Ruy Fabiano
A velha tradição brasileira de mudar a lei a cada eleição continua em vigor. A eleição do ano que vem terá regras diferentes da anterior, que, por sua vez, nada teve em comum com a que a precedeu. A futura lei já nasce sob a égide da controvérsia.
O presidente Fernando Henrique não está satisfeito com o relatório do deputado Carlos Apolinário (PMDB-SP) ao projeto que regulamenta o próximo pleito. Apolinário estabelece algumas restrições aos candidatos à reeleição, tendo em vista o uso da máquina do Estado.
Também a oposição critica o relatório do deputado, mas por razões inversas: seria extremamente liberal com o presidente e os governadores. Enquanto a polêmica se desdobra na Câmara, os aliados de Fernando Henrique no Senado não perdem tempo e decidem entrar em cena.
A proposta do senador José Serra (PSDB-SP), que tem o apoio do presidente do Senado, Antonio Carlos Magalhães, abriu discussão paralela em torno do assunto. Serra vai direto aos pontos do relatório que incomodam Fernando Henrique.
O projeto da Câmara proíbe que os candidatos à reeleição (presidente e governadores) participem de inaugurações de obras nos 45 dias que precedem o pleito. A proposta de Serra permite, desde que os candidatos não peçam explicitamente votos. Podem até fazer discurso.

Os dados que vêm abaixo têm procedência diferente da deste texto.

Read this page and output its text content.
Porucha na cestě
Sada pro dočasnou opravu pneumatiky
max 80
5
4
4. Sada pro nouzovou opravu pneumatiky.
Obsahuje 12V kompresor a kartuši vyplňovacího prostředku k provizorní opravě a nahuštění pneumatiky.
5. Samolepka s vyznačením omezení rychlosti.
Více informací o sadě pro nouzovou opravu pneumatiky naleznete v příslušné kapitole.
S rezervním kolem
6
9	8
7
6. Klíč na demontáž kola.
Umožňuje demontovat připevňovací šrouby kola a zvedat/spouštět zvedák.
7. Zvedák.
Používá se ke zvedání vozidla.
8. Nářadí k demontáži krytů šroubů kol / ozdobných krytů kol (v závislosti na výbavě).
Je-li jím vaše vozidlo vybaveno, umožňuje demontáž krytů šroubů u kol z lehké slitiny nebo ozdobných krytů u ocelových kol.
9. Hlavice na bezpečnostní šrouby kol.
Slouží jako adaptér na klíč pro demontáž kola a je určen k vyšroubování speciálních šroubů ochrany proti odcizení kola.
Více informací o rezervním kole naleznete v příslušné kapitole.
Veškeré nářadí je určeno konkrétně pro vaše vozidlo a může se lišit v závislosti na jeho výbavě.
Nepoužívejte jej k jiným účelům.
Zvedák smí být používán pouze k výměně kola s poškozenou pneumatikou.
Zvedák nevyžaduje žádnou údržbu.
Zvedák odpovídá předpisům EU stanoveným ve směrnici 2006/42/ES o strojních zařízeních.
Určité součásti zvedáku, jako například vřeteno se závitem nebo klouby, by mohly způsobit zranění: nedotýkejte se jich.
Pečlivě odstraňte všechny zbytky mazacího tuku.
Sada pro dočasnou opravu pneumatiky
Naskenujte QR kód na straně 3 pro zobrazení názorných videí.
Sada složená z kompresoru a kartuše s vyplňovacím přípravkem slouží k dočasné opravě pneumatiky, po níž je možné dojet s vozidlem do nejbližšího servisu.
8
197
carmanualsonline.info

O relatório Apolinário proíbe que governantes-candidatos usem rádio e televisão fora do horário eleitoral gratuito. Serra permite, desde que se trate de matéria urgente, relevante e característica das funções de governo. Não se esclarece as circunstâncias que materializam o urgente, relevante e característico, mas isso, claro, é um detalhe. Quanto mais genérico, melhor.
Ambas as propostas permitem que carros oficiais e aviões do Estado sejam utilizados pelos candidatos, desde que as despesas corram por conta dos partidos. Esse ponto de consenso entre as propostas, no entanto, está longe de ter sido assimilado pelos partidos de oposição, que classificam o relatório Apolinário de governista.
Outro ponto de atrito é o que fixa o critério para o tempo de acesso ao horário eleitoral gratuito. Ambas as propostas mantém o critério do número de representantes no Congresso. Só que o relatório Apolinário serve-se de um truque: que esse número seja o do início da legislatura, quando o PMDB tinha a maior bancada. O partido, como se sabe, perdeu numerosos adeptos para o PFL e PSDB e deve perder mais. O projeto Serra estabelece que vale o número de representantes de cada partido um ano antes das eleições - isto é, 3 de outubro próximo.
A discussão deve elevar a temperatura dos debates. Nada comove mais a categoria que tratar de sua própria sobrevivência.
Urgência - A urgência das reformas constitucionais voltou a constar dos discursos e entrevistas do presidente Fernando Henrique. As reformas residuais - previdenciária e tributária - precisam estar aprovadas até, no máximo, outubro, dizem os líderes governistas. A partir daí, começam as atividades internas dos partidos em torno da campanha eleitoral. Brasília tende a esvaziar-se.